Generally speaking there are two limiting factors, time and access.
The debt only becomes “cheaper” as it passes through multiple sets of collector hands, and generally only reduces in purchased cost with time. The closer the debt gets to being “expired” (almost all debts will fall off credit reports eventually, and become roughly meaningless), the harder it is to capitalize on it for a collector. For every dollar a collector spends trying to collect the debt they may only get one or two debts to pay out and the rest expire out. Higher risk, higher reward.
The second reason is that these debts aren’t listed as “John Doe SN 001-00-0001 $NonsenseAmount”, they are sold as blocks of debt, and they aren’t sold on an open market, it takes a great deal of time and resources to be able to access those markets. By the time a single individual managed to get the licensure and other accesses necessary to buy a block of debt they would generally have been better off just paying the debt itself.

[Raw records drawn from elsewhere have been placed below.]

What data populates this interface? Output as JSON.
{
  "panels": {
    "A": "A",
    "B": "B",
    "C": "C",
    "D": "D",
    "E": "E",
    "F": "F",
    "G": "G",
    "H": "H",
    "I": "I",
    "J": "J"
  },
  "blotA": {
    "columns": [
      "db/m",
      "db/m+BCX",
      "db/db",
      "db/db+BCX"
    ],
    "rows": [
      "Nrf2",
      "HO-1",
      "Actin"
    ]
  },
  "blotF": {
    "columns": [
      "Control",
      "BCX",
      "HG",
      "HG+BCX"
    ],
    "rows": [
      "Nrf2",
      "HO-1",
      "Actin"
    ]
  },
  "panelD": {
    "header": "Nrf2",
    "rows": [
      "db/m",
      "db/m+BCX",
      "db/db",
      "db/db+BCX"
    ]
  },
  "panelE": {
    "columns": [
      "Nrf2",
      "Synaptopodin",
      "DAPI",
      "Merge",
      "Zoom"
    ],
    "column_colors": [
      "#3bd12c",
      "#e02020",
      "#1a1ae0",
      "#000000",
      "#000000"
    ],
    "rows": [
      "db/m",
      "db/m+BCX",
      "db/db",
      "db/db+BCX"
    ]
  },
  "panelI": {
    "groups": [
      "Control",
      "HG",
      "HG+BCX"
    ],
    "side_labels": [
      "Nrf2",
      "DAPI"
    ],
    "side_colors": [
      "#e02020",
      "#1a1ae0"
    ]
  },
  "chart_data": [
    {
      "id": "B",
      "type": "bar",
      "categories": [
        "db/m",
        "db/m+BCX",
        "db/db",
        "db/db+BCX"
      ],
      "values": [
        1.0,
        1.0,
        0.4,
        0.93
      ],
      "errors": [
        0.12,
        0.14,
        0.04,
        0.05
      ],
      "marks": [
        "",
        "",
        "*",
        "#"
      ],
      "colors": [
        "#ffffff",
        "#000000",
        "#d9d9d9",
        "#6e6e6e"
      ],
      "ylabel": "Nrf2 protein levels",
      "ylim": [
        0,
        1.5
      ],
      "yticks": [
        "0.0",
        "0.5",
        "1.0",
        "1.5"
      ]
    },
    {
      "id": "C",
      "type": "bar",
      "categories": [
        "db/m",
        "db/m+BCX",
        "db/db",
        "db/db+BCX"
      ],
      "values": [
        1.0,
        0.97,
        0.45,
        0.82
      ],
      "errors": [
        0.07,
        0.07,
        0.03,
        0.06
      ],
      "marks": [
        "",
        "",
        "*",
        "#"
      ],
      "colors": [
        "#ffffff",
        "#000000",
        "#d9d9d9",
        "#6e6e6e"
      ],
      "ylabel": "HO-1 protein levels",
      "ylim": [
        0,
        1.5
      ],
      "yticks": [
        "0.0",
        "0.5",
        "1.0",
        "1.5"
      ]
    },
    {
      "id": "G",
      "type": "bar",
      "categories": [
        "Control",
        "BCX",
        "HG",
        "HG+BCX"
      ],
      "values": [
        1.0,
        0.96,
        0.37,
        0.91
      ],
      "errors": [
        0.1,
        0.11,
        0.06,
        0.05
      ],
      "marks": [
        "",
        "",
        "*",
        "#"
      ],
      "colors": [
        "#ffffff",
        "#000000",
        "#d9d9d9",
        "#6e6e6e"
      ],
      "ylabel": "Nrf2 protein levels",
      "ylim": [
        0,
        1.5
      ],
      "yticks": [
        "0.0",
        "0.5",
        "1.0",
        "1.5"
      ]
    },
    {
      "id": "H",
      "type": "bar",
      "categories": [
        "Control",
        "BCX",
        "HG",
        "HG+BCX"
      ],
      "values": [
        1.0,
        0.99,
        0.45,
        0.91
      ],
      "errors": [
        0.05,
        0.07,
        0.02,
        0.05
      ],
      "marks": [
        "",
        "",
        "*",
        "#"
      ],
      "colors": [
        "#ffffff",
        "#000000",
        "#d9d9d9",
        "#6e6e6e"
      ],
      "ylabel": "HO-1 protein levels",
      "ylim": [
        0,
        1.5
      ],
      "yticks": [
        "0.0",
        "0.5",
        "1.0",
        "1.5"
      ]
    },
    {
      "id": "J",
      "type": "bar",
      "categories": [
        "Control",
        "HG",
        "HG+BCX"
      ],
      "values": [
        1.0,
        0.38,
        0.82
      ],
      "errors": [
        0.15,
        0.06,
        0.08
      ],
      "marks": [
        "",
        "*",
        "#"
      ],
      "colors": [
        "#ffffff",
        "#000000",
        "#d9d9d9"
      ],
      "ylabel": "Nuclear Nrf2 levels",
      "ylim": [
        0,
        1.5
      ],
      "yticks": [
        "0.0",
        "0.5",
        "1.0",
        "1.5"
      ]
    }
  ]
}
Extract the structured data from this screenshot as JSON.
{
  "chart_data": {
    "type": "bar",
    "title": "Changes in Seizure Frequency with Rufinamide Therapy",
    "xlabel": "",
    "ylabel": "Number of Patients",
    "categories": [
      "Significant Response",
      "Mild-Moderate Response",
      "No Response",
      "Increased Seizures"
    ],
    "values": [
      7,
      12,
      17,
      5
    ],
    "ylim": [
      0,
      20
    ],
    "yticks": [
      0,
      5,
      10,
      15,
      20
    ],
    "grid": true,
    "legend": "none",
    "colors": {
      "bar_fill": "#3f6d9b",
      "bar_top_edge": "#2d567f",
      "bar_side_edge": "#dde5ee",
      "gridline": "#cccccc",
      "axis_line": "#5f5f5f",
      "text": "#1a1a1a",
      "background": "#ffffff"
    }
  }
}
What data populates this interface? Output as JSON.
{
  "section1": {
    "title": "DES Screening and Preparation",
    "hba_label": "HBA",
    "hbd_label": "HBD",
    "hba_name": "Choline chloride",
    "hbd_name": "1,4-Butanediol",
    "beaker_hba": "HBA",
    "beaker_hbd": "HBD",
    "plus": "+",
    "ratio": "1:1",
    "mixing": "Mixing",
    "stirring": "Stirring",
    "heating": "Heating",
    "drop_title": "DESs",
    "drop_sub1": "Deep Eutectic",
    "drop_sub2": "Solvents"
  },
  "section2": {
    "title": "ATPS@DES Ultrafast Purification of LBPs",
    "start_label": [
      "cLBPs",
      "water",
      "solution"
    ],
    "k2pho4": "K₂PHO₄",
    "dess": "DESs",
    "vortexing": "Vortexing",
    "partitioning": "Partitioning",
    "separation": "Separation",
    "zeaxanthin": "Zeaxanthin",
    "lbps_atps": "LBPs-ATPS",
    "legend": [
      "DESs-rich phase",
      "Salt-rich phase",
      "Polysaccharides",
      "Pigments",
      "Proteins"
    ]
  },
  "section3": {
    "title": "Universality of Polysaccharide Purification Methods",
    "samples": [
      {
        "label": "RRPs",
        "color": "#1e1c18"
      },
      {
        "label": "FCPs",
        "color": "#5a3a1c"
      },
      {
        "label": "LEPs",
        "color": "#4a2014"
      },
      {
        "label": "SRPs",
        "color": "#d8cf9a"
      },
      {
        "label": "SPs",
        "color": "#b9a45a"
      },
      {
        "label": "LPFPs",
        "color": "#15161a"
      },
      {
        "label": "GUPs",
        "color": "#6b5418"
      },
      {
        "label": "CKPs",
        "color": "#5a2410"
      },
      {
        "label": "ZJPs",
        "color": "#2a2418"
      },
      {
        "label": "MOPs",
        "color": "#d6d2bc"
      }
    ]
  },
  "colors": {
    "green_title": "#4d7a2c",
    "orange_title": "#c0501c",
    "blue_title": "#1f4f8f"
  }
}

A highly dedicated person, willing to take the time necessary to get the necessary access to the debt markets, research their specific debt, and manage to find said debt available on the market, could in theory buy it up for pennies on the dollar (or even less. A church just bought 3.3M USD worth of debt for less than 16000 USD and wrote it all of, at a rate of less than 0.003 per dollar of debt). In practice, it’s really difficult to find YOUR debt and get onto the market at the exact right time to buy it.